Mohammad Taghi Karoubi: “La costituzione applica il principio della presunzione di innocenza, fino a quando un tribunale emette un verdetto di accusa. Mio padre ne è stato informato. Fin dall’inizio del suo arresto, egli ha dichiarato più volte di essere pronto al giudizio, aperto e pubblico – di cui all’articolo 168 della costituzione – la sua unica condizione è che gli deve essere concesso il permesso di parlare alla gente.
Il regime, finora, ha rifiutato di farlo. Non ha seguito la procedura giudiziaria. Il Leader supremo ha detto che i leader del Movimento Verde sono colpevoli e che il crimine deve essere giudicato davanti a un tribunale. Solo allora, se vi sarà un verdetto di colpevolezza, sarà determinata la pena. E ancora, il Leader supremo ha già deciso la punizione. Anche ora, passati tanti anni, egli ritiene che il regime sia stato gentile con loro. Tutto a dimostrazione del fatto che la gestione del caso non è stata delegata alla magistratura. Dimostra che la magistratura non è indipendente, per quanto riguarda il caso. Questo perché i capi del movimento di opposizione hanno il potere di influenzare il popolo iraniano”.
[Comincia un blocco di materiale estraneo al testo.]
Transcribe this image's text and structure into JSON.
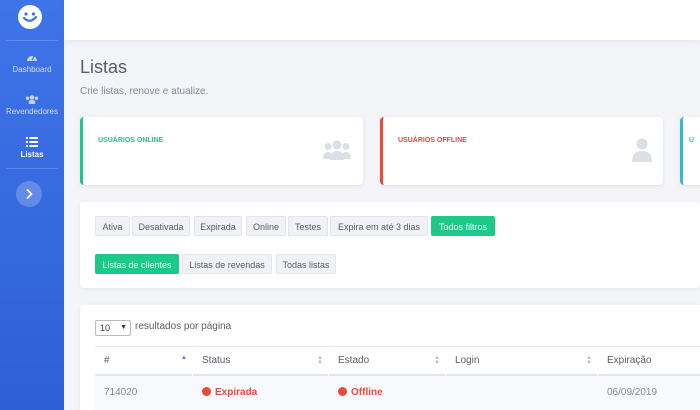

euronews: “L’anno scorso, dopo le elezioni presidenziali che hanno portato a un governo più moderato, la gente per le strade era felice e ancora una volta abbiamo ascoltato citare il Movimento Verde negli slogan della gente. Cosa pensa di ottenere il regime mantenendo i domiciliari?”

Mohammad Taghi Karoubi: “Dopo aver arrestato i capi del movimento, il regime ha cercato di sfruttare il servizio di propaganda e dei media affinchè gli iraniani pensassero male di loro. Li hanno accusati pubblicamente senza dar loro la possibilità di difendersi. In prigione c’erano studenti e militanti politici. L’enorme errore storico del regime è stato quello di insegnare alla società che questo modo di essere è deprecabile, con mezzi di propaganda di stato. Ma, le ultime elezioni hanno dimostrato che questa visione non c‘è piú. Oggi, non solo la sensibilità pubblica verso i leader del Movimento Verde è aumentata, ma la loro popolarità è cresciuta giorno dopo giorno”.

euronews: “Sui domiciliari di suo padre: lo hanno spostato di casa in casa. Prima, a casa propria, poi lo hanno strasferito in un appartamento di proprietà dei servizi di intellicence. Oggi, è tornato a casa. A che cosa sono serviti questi spostamenti? Mosavi e Rahnavard non hanno ricevuto lo stesso trattamento”.